Türkiye'de sahipsiz başıboş köpek popülasyonu önlenemez bir şekilde katlanarak artıyor.

Köpekler, ısırma ve saldırma nedeniyle doğrudan veya dolaylı yollarla insanların ve diğer hayvanların ölmelerine, yaralanmalarına, trafik kazalarına, kuduz, kist hidatik gibi ölümcül bulaşıcı hastalıklara, güvenlik problemlerine sebep oluyor.

Çocuklar ölüyor, yaralanıyor; ailelerin canı yanıyor. Yaşanılan travmalar da cabası. 


Mart 2022'den beri çoğu çocuk 18 insanımızın sahipsiz köpekler nedeniyle öldü, yüzlercesi yaralandı, sayısı bilinemeyen hayvan telef oldu.

Kuduz vakaları hastalığı hızla artıyor. Çocuk parklarını mesken tutan sahipsiz köpekler bulaşıcı hastalık yayıyor.

Çocuklar kendi parklarının içinde sahipli, sahipsiz köpeklerin dışkılarıyla muhatap.
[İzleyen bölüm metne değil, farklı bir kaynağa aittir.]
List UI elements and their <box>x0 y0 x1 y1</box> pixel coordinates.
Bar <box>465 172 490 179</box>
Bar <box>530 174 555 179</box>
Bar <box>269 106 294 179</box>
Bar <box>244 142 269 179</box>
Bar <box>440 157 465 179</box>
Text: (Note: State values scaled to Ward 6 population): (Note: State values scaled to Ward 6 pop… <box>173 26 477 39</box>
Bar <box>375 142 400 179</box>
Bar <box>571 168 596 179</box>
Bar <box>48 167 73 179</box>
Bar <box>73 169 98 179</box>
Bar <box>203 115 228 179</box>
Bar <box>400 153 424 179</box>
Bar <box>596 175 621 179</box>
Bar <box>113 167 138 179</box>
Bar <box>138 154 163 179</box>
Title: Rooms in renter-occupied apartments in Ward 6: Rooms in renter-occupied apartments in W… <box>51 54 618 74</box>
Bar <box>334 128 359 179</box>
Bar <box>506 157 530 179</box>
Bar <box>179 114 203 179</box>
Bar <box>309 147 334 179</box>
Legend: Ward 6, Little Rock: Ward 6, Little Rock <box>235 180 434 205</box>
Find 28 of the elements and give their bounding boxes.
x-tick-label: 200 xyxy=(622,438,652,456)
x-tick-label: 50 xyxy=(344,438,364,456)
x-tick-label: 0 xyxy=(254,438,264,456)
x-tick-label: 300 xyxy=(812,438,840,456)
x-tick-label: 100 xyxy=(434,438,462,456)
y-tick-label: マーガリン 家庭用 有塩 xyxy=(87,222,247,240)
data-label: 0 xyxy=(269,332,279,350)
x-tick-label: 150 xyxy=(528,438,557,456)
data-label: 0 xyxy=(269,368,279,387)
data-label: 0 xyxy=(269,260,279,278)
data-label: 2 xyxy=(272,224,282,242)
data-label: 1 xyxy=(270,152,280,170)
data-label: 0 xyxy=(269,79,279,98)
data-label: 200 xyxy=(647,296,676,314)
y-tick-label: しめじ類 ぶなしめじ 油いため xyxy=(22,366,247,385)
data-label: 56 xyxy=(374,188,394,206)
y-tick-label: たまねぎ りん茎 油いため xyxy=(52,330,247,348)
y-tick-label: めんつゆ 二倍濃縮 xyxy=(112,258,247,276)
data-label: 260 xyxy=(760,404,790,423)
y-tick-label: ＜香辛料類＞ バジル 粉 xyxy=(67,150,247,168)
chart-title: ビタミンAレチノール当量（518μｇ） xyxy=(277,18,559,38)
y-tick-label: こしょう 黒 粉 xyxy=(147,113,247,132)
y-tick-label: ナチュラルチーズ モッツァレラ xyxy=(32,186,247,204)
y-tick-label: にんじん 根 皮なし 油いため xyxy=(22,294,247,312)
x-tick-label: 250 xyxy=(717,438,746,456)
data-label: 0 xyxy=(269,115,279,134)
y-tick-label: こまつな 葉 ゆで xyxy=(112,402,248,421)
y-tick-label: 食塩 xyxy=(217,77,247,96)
Yine parklarda ağızlıksız, tasmasız köpekler, kimi zaman yasaklı tehlikeli tür köpekler herhangi bir ehliyete, eğitime, yaptırıma tabii olmaksızın serbestçe dolaştırılıyor. Bir başıboşluk ve kuralsızlık hakim. 

Sadece İstanbul'un 25 ilçesinde, yaklaşık 15 ayda belediyelerin ilgili birimlerine sahipsiz köpeklere ilişkin 18 bin 791 ihbarın 881'i "ısırma vakası" olarak kayıtlara geçti.

İhbar edilmeyen, kayıtlara geçilmeyenler de göz ardı edilmemeli. Vaka sayısı, artan köpek popülasyonu ile doğru orantılı. Popülasyon arttıkça saldırı veya ısırma vakaları da artıyor. 

Dünya Sağlık Örgütü tarafından yayımlanan Dünya Kuduz Risk Haritası verilerinde Türkiye; Afrika ve Asya ülkeleriyle birlikte en riskli kategori olan kırmızı kategoride yer alıyor.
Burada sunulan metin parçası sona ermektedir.